10. The completion system of claim 9, wherein a first spring of the plurality of springs is separated from a second spring of the plurality of springs via a spacer.

11. The completion system of claim 7, wherein the locator is configured to releasably couple the outer assembly to the inner assembly via shear pins extending through the locator and into channels formed in the inner assembly.

12. The completion system of claim 7, wherein the locator comprises additional channels formed in an outer surface of the locator.

13. The completion system of claim 7, wherein the downhole tool comprises a male inductive coupler.

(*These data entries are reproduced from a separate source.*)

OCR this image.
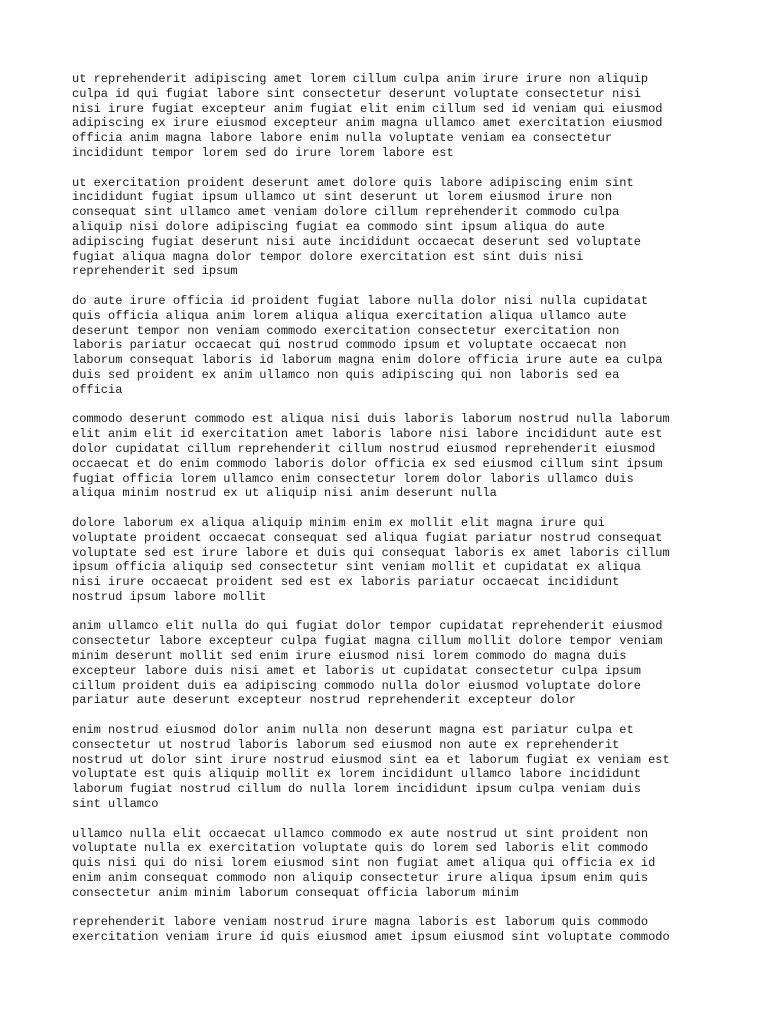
ut reprehenderit adipiscing amet lorem cillum culpa anim irure irure non aliquip
culpa id qui fugiat labore sint consectetur deserunt voluptate consectetur nisi
nisi irure fugiat excepteur anim fugiat elit enim cillum sed id veniam qui eiusmod
adipiscing ex irure eiusmod excepteur anim magna ullamco amet exercitation eiusmod
officia anim magna labore labore enim nulla voluptate veniam ea consectetur
incididunt tempor lorem sed do irure lorem labore est

ut exercitation proident deserunt amet dolore quis labore adipiscing enim sint
incididunt fugiat ipsum ullamco ut sint deserunt ut lorem eiusmod irure non
consequat sint ullamco amet veniam dolore cillum reprehenderit commodo culpa
aliquip nisi dolore adipiscing fugiat ea commodo sint ipsum aliqua do aute
adipiscing fugiat deserunt nisi aute incididunt occaecat deserunt sed voluptate
fugiat aliqua magna dolor tempor dolore exercitation est sint duis nisi
reprehenderit sed ipsum

do aute irure officia id proident fugiat labore nulla dolor nisi nulla cupidatat
quis officia aliqua anim lorem aliqua aliqua exercitation aliqua ullamco aute
deserunt tempor non veniam commodo exercitation consectetur exercitation non
laboris pariatur occaecat qui nostrud commodo ipsum et voluptate occaecat non
laborum consequat laboris id laborum magna enim dolore officia irure aute ea culpa
duis sed proident ex anim ullamco non quis adipiscing qui non laboris sed ea
officia

commodo deserunt commodo est aliqua nisi duis laboris laborum nostrud nulla laborum
elit anim elit id exercitation amet laboris labore nisi labore incididunt aute est
dolor cupidatat cillum reprehenderit cillum nostrud eiusmod reprehenderit eiusmod
occaecat et do enim commodo laboris dolor officia ex sed eiusmod cillum sint ipsum
fugiat officia lorem ullamco enim consectetur lorem dolor laboris ullamco duis
aliqua minim nostrud ex ut aliquip nisi anim deserunt nulla

dolore laborum ex aliqua aliquip minim enim ex mollit elit magna irure qui
voluptate proident occaecat consequat sed aliqua fugiat pariatur nostrud consequat
voluptate sed est irure labore et duis qui consequat laboris ex amet laboris cillum
ipsum officia aliquip sed consectetur sint veniam mollit et cupidatat ex aliqua
nisi irure occaecat proident sed est ex laboris pariatur occaecat incididunt
nostrud ipsum labore mollit

anim ullamco elit nulla do qui fugiat dolor tempor cupidatat reprehenderit eiusmod
consectetur labore excepteur culpa fugiat magna cillum mollit dolore tempor veniam
minim deserunt mollit sed enim irure eiusmod nisi lorem commodo do magna duis
excepteur labore duis nisi amet et laboris ut cupidatat consectetur culpa ipsum
cillum proident duis ea adipiscing commodo nulla dolor eiusmod voluptate dolore
pariatur aute deserunt excepteur nostrud reprehenderit excepteur dolor

enim nostrud eiusmod dolor anim nulla non deserunt magna est pariatur culpa et
consectetur ut nostrud laboris laborum sed eiusmod non aute ex reprehenderit
nostrud ut dolor sint irure nostrud eiusmod sint ea et laborum fugiat ex veniam est
voluptate est quis aliquip mollit ex lorem incididunt ullamco labore incididunt
laborum fugiat nostrud cillum do nulla lorem incididunt ipsum culpa veniam duis
sint ullamco

ullamco nulla elit occaecat ullamco commodo ex aute nostrud ut sint proident non
voluptate nulla ex exercitation voluptate quis do lorem sed laboris elit commodo
quis nisi qui do nisi lorem eiusmod sint non fugiat amet aliqua qui officia ex id
enim anim consequat commodo non aliquip consectetur irure aliqua ipsum enim quis
consectetur anim minim laborum consequat officia laborum minim

reprehenderit labore veniam nostrud irure magna laboris est laborum quis commodo
exercitation veniam irure id quis eiusmod amet ipsum eiusmod sint voluptate commodo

14. The completion system of claim 13, further comprising a female inductive coupler couplable to an exterior of the casing.

15. The completion system of claim 14, further comprising an electrical device in electronic communication with the female inductive coupler.

16. The completion system of claim 14, further comprising a control system in electronic communication with the downhole tool.

17. A method of positioning a well string within a wellbore, the method comprising:

running a tubing string comprising an alignment assembly into the wellbore;

engaging a locator of the alignment assembly with a shoulder of a casing positioned within the wellbore to align a downhole tool with a location along the casing, the locator including guide pins engaged with corresponding channels in an inner assembly configured to permit relative axial movement between an outer assembly and the inner assembly, and limit relative rotational movement between the locator and the inner assembly;

releasing the inner assembly of the alignment assembly from the outer assembly of the alignment assembly to allow the relative axial movement between the outer assembly and the inner assembly; and

limiting the relative axial movement between the outer assembly and the inner assembly via a compensator.

18. The method of claim 17, wherein engaging the locator with the shoulder of the casing comprises aligning a male inductive coupler of the downhole tool with a female inductive coupler positioned at the location along the casing.